Hi Robot 在 instruction-following 上吊打 GPT-4o：fine-tuned 3B PaliGemma 在 situated grounding（“that’s not trash” 指代当前夹爪里的物体）上比 GPT-4o 强得多，说明 generic 大 VLM 缺的是 robot-context 的对齐，而非 raw reasoning 能力。

Problem & Motivation

目标：让通用机器人能处理 open-ended、多轮、带约束的自然语言指令，例如 “Could you make me a vegetarian sandwich? I’m allergic to pickles”、“that’s not trash”、“I also want a KitKat”。

现有 VLA（包括 π0）的 prompt 接口被训成 atomic command 形式（“pick up the cup”），有三类失效：

复杂 open-ended 指令：含约束、偏好、否定，VLA 没有训练数据覆盖
mid-task situated correction：用户 在执行过程中 给反馈，需要把语言 ground 到当前 image 里的具体物体
multi-step deliberation：long-horizon 任务需要 System 2 慢速推理，VLA 的反应式行为做不到

核心 insight：把 policy 拆成两层——high-level VLM 做 “thinking”（说出下一步该干啥），low-level VLA 做 “acting”（怎么干）。论文的比喻是脑子里那个 “little voice”。

Figure 1. 三种 open-ended 指令场景——multi-stage instruction、real-time correction、unseen long-horizon、verbal response。

Method

形式化

设 observation $o_{t} = [I_{t}^{1}, ..., I_{t}^{n}, ℓ_{t}, q_{t}]$ ，包含多摄像头图像、prompt、robot configuration。policy 输出 action chunk $A_{t} = [a_{t}, ..., a_{t + H - 1}]$ 。

Hi Robot 把这个 $p (A_{t} ∣ o_{t})$ 拆成：

p^{hi} (\hat{ℓ}_{t} ∣ I_{t}^{1}, ..., I_{t}^{n}, ℓ_{t})

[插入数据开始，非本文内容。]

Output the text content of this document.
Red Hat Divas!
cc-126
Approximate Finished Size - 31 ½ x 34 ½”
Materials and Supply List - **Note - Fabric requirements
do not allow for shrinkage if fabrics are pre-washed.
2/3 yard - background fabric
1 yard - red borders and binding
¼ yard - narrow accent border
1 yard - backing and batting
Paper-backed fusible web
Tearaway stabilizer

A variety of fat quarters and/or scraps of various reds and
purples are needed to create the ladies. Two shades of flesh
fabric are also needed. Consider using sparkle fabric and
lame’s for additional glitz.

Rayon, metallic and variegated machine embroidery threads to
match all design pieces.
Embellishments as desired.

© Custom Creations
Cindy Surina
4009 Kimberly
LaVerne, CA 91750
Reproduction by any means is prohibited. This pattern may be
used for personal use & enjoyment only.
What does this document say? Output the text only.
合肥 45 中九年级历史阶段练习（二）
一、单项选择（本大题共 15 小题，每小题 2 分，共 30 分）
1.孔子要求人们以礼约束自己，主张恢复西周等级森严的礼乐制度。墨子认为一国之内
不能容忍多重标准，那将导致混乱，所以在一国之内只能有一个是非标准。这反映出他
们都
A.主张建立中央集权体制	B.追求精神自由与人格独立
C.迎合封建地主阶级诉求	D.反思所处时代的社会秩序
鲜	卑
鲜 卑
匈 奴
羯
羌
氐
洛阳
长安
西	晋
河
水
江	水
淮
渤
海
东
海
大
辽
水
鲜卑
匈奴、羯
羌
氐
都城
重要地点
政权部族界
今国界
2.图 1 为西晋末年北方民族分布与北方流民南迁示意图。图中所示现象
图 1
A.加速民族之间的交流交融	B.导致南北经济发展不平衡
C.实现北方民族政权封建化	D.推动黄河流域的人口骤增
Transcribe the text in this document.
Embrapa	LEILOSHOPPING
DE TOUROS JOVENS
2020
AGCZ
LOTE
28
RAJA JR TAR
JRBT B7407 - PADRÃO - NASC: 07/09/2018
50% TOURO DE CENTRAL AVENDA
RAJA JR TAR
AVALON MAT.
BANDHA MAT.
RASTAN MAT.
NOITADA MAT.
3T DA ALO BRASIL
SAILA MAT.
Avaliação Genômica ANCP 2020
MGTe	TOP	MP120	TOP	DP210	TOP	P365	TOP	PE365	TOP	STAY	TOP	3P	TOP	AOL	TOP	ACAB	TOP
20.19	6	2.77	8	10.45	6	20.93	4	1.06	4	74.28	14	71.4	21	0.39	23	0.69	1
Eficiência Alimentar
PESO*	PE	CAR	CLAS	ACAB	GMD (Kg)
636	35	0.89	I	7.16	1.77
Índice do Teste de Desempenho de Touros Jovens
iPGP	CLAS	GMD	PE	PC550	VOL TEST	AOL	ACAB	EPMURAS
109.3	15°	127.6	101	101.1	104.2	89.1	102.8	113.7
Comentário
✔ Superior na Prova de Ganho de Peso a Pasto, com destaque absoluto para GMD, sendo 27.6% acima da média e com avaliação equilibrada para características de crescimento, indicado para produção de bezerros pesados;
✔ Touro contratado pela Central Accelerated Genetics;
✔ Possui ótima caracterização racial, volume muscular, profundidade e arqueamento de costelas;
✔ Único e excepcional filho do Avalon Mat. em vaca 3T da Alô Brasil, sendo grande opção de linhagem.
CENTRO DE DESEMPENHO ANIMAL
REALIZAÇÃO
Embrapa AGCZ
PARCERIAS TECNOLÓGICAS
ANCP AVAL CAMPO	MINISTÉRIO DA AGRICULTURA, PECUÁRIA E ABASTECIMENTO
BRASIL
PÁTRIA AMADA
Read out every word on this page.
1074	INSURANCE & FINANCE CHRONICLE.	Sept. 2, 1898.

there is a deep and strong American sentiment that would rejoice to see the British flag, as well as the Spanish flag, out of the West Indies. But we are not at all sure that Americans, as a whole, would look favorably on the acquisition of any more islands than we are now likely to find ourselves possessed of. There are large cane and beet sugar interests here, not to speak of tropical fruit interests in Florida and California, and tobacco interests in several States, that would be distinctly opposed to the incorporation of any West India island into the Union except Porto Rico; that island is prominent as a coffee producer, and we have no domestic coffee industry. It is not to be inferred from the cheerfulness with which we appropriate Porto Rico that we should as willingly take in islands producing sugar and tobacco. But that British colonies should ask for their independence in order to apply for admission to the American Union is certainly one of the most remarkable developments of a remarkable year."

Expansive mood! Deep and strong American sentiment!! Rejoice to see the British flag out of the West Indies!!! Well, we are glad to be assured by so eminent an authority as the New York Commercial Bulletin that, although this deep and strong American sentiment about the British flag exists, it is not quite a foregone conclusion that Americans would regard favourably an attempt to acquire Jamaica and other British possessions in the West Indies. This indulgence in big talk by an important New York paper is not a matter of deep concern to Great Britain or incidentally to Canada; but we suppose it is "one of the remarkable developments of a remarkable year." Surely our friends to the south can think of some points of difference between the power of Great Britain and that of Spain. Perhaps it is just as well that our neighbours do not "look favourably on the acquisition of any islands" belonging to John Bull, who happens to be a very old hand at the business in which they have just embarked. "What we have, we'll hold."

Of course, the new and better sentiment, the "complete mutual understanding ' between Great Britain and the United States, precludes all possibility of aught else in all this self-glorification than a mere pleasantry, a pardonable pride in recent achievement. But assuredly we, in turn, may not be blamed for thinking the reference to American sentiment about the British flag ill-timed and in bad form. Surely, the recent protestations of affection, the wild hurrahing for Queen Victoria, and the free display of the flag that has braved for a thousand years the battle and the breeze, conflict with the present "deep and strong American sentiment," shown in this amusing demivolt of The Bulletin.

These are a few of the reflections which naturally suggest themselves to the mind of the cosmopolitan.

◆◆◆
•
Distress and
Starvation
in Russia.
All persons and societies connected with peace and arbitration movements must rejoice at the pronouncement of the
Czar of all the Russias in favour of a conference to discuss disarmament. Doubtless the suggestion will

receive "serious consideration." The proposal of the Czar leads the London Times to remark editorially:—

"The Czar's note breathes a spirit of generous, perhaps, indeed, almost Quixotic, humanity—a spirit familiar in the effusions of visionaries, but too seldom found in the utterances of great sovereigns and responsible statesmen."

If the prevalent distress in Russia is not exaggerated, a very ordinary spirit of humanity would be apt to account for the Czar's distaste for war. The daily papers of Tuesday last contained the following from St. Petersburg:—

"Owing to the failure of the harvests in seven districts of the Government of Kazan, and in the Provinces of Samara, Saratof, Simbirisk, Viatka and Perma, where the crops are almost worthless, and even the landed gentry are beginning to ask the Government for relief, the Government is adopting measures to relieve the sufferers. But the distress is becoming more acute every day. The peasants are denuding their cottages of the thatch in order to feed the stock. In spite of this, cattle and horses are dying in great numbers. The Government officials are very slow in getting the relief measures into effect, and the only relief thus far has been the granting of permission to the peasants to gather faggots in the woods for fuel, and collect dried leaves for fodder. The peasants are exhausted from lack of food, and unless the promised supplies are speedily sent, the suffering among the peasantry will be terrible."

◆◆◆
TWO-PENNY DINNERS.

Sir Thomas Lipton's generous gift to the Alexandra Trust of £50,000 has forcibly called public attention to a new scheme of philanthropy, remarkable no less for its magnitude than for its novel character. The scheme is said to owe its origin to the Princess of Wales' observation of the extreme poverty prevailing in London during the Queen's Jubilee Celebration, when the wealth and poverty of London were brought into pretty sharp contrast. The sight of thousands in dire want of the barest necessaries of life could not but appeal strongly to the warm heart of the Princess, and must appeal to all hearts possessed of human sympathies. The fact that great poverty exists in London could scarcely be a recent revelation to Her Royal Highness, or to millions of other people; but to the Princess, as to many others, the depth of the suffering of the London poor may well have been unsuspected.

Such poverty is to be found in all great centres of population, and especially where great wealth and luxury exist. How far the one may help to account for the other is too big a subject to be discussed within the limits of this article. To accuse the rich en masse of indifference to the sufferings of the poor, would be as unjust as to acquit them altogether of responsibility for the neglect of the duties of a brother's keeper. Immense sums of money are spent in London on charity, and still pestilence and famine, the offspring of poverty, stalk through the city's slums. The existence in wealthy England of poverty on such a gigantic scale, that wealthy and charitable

p^{lo} (A_{t} ∣ I_{t}^{1}, ..., I_{t}^{n}, \hat{ℓ}_{t}, q_{t})

含义：high-level $p^{hi}$ 把 open-ended prompt $ℓ_{t}$ 翻译成 intermediate skill label $\hat{ℓ}_{t}$ （如 pick up one piece of lettuce）。low-level $p^{lo}$ 接口与标准 VLA 完全一致，只是 prompt 换成了 $\hat{ℓ}_{t}$ 。当任务足够简单时可以直接 $\hat{ℓ}_{t} = ℓ_{t}$ 退化回普通 VLA。

这种解耦的代价是 high-level 与 low-level 不共享梯度，但好处明显：low-level 训练目标稳定，high-level 可以独立用语言数据迭代。

两层架构总览

Figure 2. 整体架构——high-level VLM 处理 prompt + 多视角图像，输出 intermediate command（可附带 verbal utterance）；low-level π0 接收该 command + 图像 + state，输出 action chunk。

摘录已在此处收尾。